It’s so easy to relate to the above and it’s done without any suggestion of sentimentality or affectation. As an ex-swimmer of a certain age I found ‘The Resolutionists’ to be a mix of wicked humour and cautionary tale:

          Back at the shallow end’s comparative safety

          we guestimate that by February this will be over

          when the resolutionists, who do it to get healthy,

          in the hope of living longer, have all inflicted

          injuries or done permanent damage or just died.

          Few survive as swimmers. One may become a regular,

          although this is extremely rare, but until then

          The ambulances are lined up outside like fire engines.

Elsewhere the swimming imagery is more upbeat (‘The Last Swim in Empire’) where we get ‘Carousing with dolphins, / splashing curious seagulls / and shadow boxing nervous sharks.’

     I’ve only read through this collection once and I’m sure it’s one I shall dip into again and again. There are sound poems and romantic pieces, humour in abundance, often juxtaposed with much darker material which takes you aback and makes you think as well as feel. In short, it’s a huge cornucopia and one that I feel I’ve just scraped the surface of. Dip in and enjoy.

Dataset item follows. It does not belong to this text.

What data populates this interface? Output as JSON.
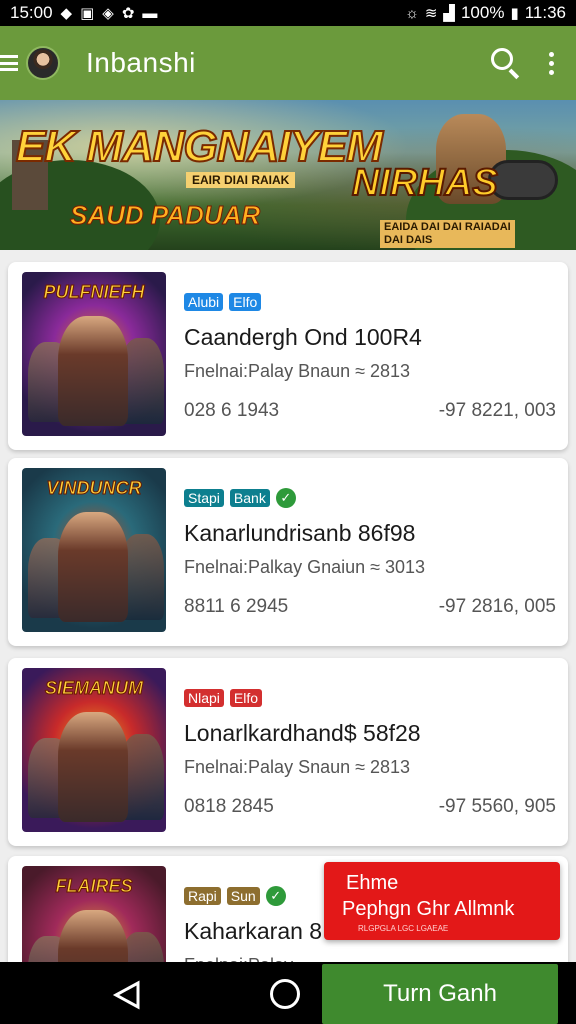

Steve Spence 24th January 2022

Path Through Wood by Sam Buchan-Watts (Prototype)

Path Through Wood by Sam Buchan-Watts (Prototype)

In the opening poem of Sam Buchan-Watts’ debut collection, ‘Lines following’, we accompany the narrator into a wood where: 

The way into the woods is in a way

to go around the woods: the woods are always in the way

if you’re in them (if they’re woods). 

The poem recreates the experience of a place rich in memories but which also eludes us, a space we feel we ‘never really entered’. ‘Lines following’ could be a metaphor for the volume as a whole, individual pieces managing ingeniously to ‘go around’ their subject even as we are ‘in’ them. 

The second and third poems in the book stay with the image of woods, ‘ballad’ evoking childhood memories, and ‘The Days Go Just Like That’ (the title in quotation marks) recalling adolescence.  Later in the collection there is another poem entitled ’The Days Go Just Like That’ (this time without quotation marks) which expands on the earlier one. The events described in these two pieces involve drug taking (‘hash resin/and Benzedrine’) and hallucinations of a medieval joust. On the woodland path kids have let off a fire extinguisher. The scene recalls the litter-strewn, peri-urban woodlands in the paintings of George Shaw. 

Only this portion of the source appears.